They did not have a net negative capital balance, but they apparently had an insufficient net capital balance. I don't know if that was bad data, or what, but the month before and the month after, they had sufficient net capital. http://www.cftc.gov/ucm/groups/public/@financialdataforfcms/documents/file/fcmdata0711.pdf
To be honest, nowadays, that's an afterthought since I've become more concerned with the solvency of these firms. Obviously, I should have acted on it, in hindsight, but with the total lack of transparency and how things are "PR'ed" until the last minute demise, I find it hard to play.
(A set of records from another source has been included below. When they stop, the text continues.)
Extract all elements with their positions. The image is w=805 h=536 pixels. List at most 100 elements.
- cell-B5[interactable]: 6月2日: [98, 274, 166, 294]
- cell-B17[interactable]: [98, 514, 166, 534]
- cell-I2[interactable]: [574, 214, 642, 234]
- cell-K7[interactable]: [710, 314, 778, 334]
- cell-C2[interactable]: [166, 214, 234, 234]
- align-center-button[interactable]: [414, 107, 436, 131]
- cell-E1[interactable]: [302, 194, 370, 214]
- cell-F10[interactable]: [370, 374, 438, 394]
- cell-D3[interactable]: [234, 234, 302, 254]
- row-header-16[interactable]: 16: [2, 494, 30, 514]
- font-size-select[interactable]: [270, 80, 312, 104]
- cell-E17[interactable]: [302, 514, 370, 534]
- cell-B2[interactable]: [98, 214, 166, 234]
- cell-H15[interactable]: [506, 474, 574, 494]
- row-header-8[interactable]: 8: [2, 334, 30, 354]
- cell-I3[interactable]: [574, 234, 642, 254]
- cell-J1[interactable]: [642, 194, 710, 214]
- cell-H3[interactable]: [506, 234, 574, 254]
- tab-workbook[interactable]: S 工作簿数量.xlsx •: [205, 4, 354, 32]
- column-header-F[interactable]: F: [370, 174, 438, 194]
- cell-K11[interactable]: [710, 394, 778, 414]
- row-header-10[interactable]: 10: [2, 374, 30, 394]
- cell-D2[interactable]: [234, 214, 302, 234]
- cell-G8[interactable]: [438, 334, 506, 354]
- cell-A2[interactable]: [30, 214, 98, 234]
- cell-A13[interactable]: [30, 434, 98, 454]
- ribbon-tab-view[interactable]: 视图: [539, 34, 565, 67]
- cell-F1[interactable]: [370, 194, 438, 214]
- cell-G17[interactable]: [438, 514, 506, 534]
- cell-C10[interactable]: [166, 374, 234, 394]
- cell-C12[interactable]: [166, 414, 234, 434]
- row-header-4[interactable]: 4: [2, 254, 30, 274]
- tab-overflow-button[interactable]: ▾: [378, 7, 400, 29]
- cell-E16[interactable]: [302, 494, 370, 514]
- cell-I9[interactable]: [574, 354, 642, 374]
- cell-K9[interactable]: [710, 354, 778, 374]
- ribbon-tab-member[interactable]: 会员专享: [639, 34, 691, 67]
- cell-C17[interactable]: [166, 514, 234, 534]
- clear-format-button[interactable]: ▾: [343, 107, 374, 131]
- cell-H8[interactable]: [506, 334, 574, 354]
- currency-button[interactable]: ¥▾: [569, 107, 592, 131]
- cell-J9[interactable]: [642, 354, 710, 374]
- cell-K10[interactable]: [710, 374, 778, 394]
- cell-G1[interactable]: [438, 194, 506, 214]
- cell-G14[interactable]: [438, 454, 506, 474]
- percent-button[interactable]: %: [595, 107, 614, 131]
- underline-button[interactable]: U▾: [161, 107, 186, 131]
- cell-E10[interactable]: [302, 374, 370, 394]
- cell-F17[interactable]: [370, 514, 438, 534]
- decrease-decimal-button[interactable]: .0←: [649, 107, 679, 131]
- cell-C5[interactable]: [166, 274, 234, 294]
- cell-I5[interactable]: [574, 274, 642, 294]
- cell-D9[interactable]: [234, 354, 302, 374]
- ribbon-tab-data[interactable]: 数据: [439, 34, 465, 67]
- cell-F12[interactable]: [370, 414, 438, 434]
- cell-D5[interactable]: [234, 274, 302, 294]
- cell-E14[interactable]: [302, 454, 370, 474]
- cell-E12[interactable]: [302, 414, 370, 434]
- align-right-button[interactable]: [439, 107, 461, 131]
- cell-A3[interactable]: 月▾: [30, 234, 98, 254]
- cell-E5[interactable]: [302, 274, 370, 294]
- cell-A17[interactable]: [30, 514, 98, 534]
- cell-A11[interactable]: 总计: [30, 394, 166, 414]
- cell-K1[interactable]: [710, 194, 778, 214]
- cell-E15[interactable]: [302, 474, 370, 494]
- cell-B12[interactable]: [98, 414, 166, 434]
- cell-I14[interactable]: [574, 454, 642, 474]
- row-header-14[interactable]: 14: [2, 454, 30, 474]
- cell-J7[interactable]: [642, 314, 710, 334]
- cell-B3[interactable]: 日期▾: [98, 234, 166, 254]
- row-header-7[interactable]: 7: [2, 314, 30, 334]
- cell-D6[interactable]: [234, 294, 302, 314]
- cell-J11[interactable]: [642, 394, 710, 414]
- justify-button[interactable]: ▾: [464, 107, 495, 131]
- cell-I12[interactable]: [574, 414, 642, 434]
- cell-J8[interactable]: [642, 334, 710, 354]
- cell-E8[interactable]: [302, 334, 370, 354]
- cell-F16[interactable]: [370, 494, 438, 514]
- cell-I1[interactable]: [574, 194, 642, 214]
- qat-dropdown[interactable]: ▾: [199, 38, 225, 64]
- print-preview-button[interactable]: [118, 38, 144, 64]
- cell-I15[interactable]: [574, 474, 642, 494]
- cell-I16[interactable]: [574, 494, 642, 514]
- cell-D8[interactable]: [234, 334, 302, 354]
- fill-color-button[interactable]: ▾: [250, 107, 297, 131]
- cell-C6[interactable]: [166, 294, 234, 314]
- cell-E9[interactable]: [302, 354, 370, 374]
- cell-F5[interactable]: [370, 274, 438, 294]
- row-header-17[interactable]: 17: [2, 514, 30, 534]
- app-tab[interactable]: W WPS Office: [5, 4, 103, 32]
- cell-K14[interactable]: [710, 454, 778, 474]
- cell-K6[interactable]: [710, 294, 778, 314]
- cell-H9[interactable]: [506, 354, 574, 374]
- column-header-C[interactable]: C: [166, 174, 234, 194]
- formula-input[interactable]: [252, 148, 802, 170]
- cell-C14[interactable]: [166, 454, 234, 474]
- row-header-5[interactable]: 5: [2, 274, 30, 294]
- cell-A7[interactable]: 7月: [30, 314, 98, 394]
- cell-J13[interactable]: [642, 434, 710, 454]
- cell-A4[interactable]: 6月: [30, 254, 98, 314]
Well considering their leverage, whatever the marks might have been on the date of reporting could have led to alot of fluctuation. It would be helpful if a guy who knew the in's and out's of the accounting chimed in. You have to remember that there was alot of noise about a bond offering within a few weeks of that data coming out. If I remember correctly, there was also the strange kicker about Corzine leaving (for presumably the Treasury post) and the interest rate adjustments.
the ironic Corzine clause http://online.wsj.com/article/SB10001424053111903341404576484211245963554.html
You can read the shareholder letters where he outlines his opinion and position to go long Euro debt because he has the expertise from Goldman and politics. No real reason for him to do time but civil suits are in order.